New policies required to make investment flow toward net-zero

finance money

Investments in clean energy must quadruple within the next two decades, according to the latest report from the Energy Transition Commission (ETC) which highlights the critical importance of strong government policies relating both to the real economy and to the financial system if finance is to flow on the scale required.

The report – ‘Financing the Transition: how to make the money flow for a net-zero economy’ – also identifies ‘concessional/grant’ payments needed to support early coal phase-out, end deforestation and finance carbon removals.

Around $3.5 trillion a year of capital investment will be needed on average between now and 2050 to build a net-zero global economy, up from $1 trillion per annum today. Of this, 70 per cent is required for low-carbon power generation, transmission, and distribution, which underpins decarbonisation in almost all sectors of the economy.

Well-designed real-economy policies must create strong incentives for private investment in the energy transition. Examples include setting ambitious targets for renewable generation by 2030, carbon prices and product regulation to drive decarbonisation in heavy industry, aviation and shipping, and specified date bans on the sales of internal combustion engines.

Other key actions include various forms of financial regulation, targeted fiscal support for the development and initial deployment of new technologies, and net-zero commitments from financial institutions.

Conceptually separate from investment finance (which will deliver positive economic returns), the ETC said that ‘concessionary/grant’ finance will be required to help cover the economic costs of early coal phase-out, to offset the incentives to deforest, and to fund carbon dioxide removals.

“Adequate flows of finance are the key to delivering a net-zero future and limiting the impact of climate change. Private investment, government and philanthropic money are needed to deliver the large-scale funding and international financial flows to ensure we move from targets to action and deliver a low-carbon global economy,” said Adair Turner, chair of the ETC.

Part of the investment needed will be offset by reduced investment in fossil fuels, cutting the $3.5 trillion per annum requirement to a net $3 trillion. This is equivalent to 1.3 per cent of the likely average annual global GDP over the next 30 years.

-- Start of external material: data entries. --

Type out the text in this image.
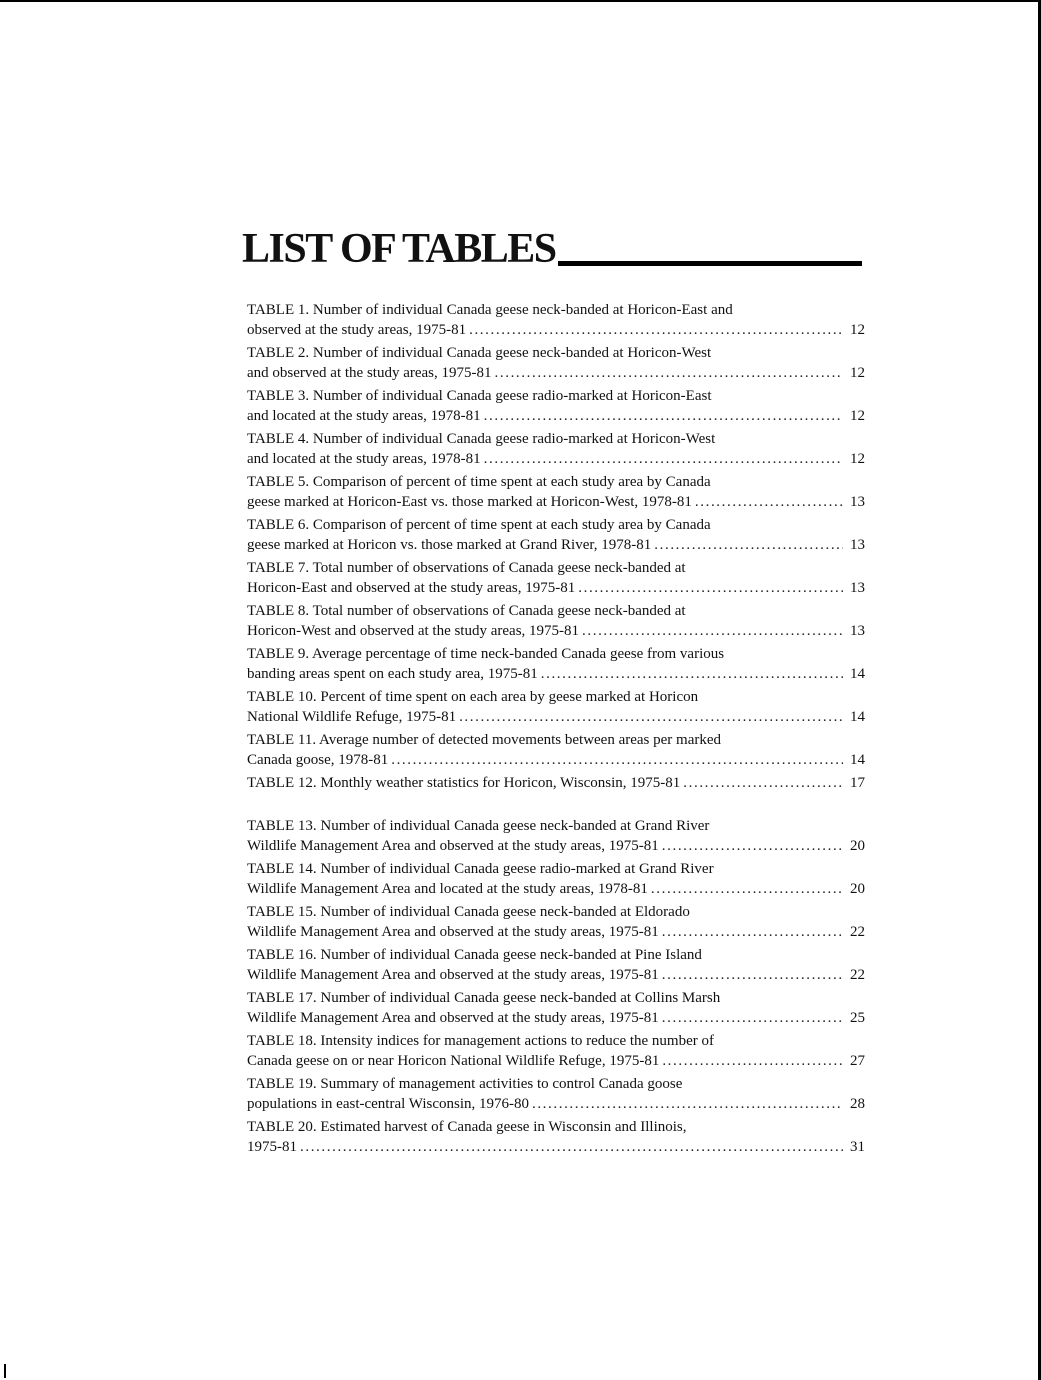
LIST OF TABLES
TABLE 1. Number of individual Canada geese neck-banded at Horicon-East and
observed at the study areas, 1975-81 .....	12
TABLE 2. Number of individual Canada geese neck-banded at Horicon-West
and observed at the study areas, 1975-81 .....	12
TABLE 3. Number of individual Canada geese radio-marked at Horicon-East
and located at the study areas, 1978-81 .....	12
TABLE 4. Number of individual Canada geese radio-marked at Horicon-West
and located at the study areas, 1978-81 .....	12
TABLE 5. Comparison of percent of time spent at each study area by Canada
geese marked at Horicon-East vs. those marked at Horicon-West, 1978-81 .....	13
TABLE 6. Comparison of percent of time spent at each study area by Canada
geese marked at Horicon vs. those marked at Grand River, 1978-81 .....	13
TABLE 7. Total number of observations of Canada geese neck-banded at
Horicon-East and observed at the study areas, 1975-81 .....	13
TABLE 8. Total number of observations of Canada geese neck-banded at
Horicon-West and observed at the study areas, 1975-81 .....	13
TABLE 9. Average percentage of time neck-banded Canada geese from various
banding areas spent on each study area, 1975-81 .....	14
TABLE 10. Percent of time spent on each area by geese marked at Horicon
National Wildlife Refuge, 1975-81 .....	14
TABLE 11. Average number of detected movements between areas per marked
Canada goose, 1978-81 .....	14
TABLE 12. Monthly weather statistics for Horicon, Wisconsin, 1975-81 .....	17
TABLE 13. Number of individual Canada geese neck-banded at Grand River
Wildlife Management Area and observed at the study areas, 1975-81 .....	20
TABLE 14. Number of individual Canada geese radio-marked at Grand River
Wildlife Management Area and located at the study areas, 1978-81 .....	20
TABLE 15. Number of individual Canada geese neck-banded at Eldorado
Wildlife Management Area and observed at the study areas, 1975-81 .....	22
TABLE 16. Number of individual Canada geese neck-banded at Pine Island
Wildlife Management Area and observed at the study areas, 1975-81 .....	22
TABLE 17. Number of individual Canada geese neck-banded at Collins Marsh
Wildlife Management Area and observed at the study areas, 1975-81 .....	25
TABLE 18. Intensity indices for management actions to reduce the number of
Canada geese on or near Horicon National Wildlife Refuge, 1975-81 .....	27
TABLE 19. Summary of management activities to control Canada goose
populations in east-central Wisconsin, 1976-80 .....	28
TABLE 20. Estimated harvest of Canada geese in Wisconsin and Illinois,
1975-81 .....	31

These investments will also create a lower operating cost energy system than today, which could realise savings of between $2 trillion and $3 trillion a year by 2050 and continue thereafter, depending on how fossil fuel prices evolve. In middle- and low-income countries, much of the investment would be required to support economic growth even in the absence of a climate change challenge.

The true incremental cost of the required investment is therefore far below the gross investment need. But the scale of capital mobilisation and reallocation required will not occur without strong real economy policies in all economies and actions to address financial sector challenges in middle- and low-income countries.

The ETC further noted that energy transition is capital intensive, pointing to a peak in investments around 2040 as we build the energy system of the future, before falling to a lower asset replacement rate thereafter.

There is enough capital globally to finance the energy transition. Although there are some short-term challenges to investment in the transition, such as high interest rates, renewables are cheaper than new fossil fuels in over 95 per cent of global electricity markets and there is now an impetus to invest in energy security and efficiency savings.

The scale-up of investment required differs by country income group. In high-income economies and China, annual investments to build a net-zero economy will need to reach roughly double today’s levels by 2030. In middle- and low-income countries, a four-fold increase is required by 2030.

In all countries, the vast majority of finance will come from private financial institutions and markets if well-designed real economy policies are in place. Yet even in high-income economies, public financial institutions should play a role in financing specific types of investment, such as first-of-a-kind technology deployments, shared infrastructure (e.g., hydrogen and CCUS transport and distribution networks), and residential buildings retrofits.

In some middle- and low-income countries, private financial flows alone cannot ensure adequate investment given the challenges created by high actual or perceived macroeconomic risks, inadequate domestic savings and other factors which increase the cost and reduce the supply of private finance. A significant increase in international financial flows to some lower-income economies is therefore required. As the Songwe-Stern report argued, this requires a major increase in the scale of finance provided by Multilateral Development Banks (MDBs), together with changes in MDB strategy and approach which can help mobilise greatly increased private investment.

Supporting action by financial institutions and financial regulation can accelerate capital reallocation. Financial institutions should develop net-zero transition plans, which can play a role in capital mobilisation and reallocation into low-carbon assets and technologies. Financial regulation should ensure the transparent disclosure and management of climate-related risks and strategies.

Provided good policies are in place, capital investment will deliver positive returns to investors. But achieving some emissions reductions will impose an economic cost – in particular, phasing out coal early where it still remains competitive with renewables, halting deforestation which delivers a positive return to landowners and businesses, and scaling up carbon dioxide removals.

Concessional/grant payments to offset these costs in middle- and low-income countries (excluding China) may therefore be essential and could amount to around $300 billion a year by 2030 if the world is to achieve its 1.5°C objectives. This money could, in theory, come from corporates via voluntary carbon markets, philanthropy, and high-income countries.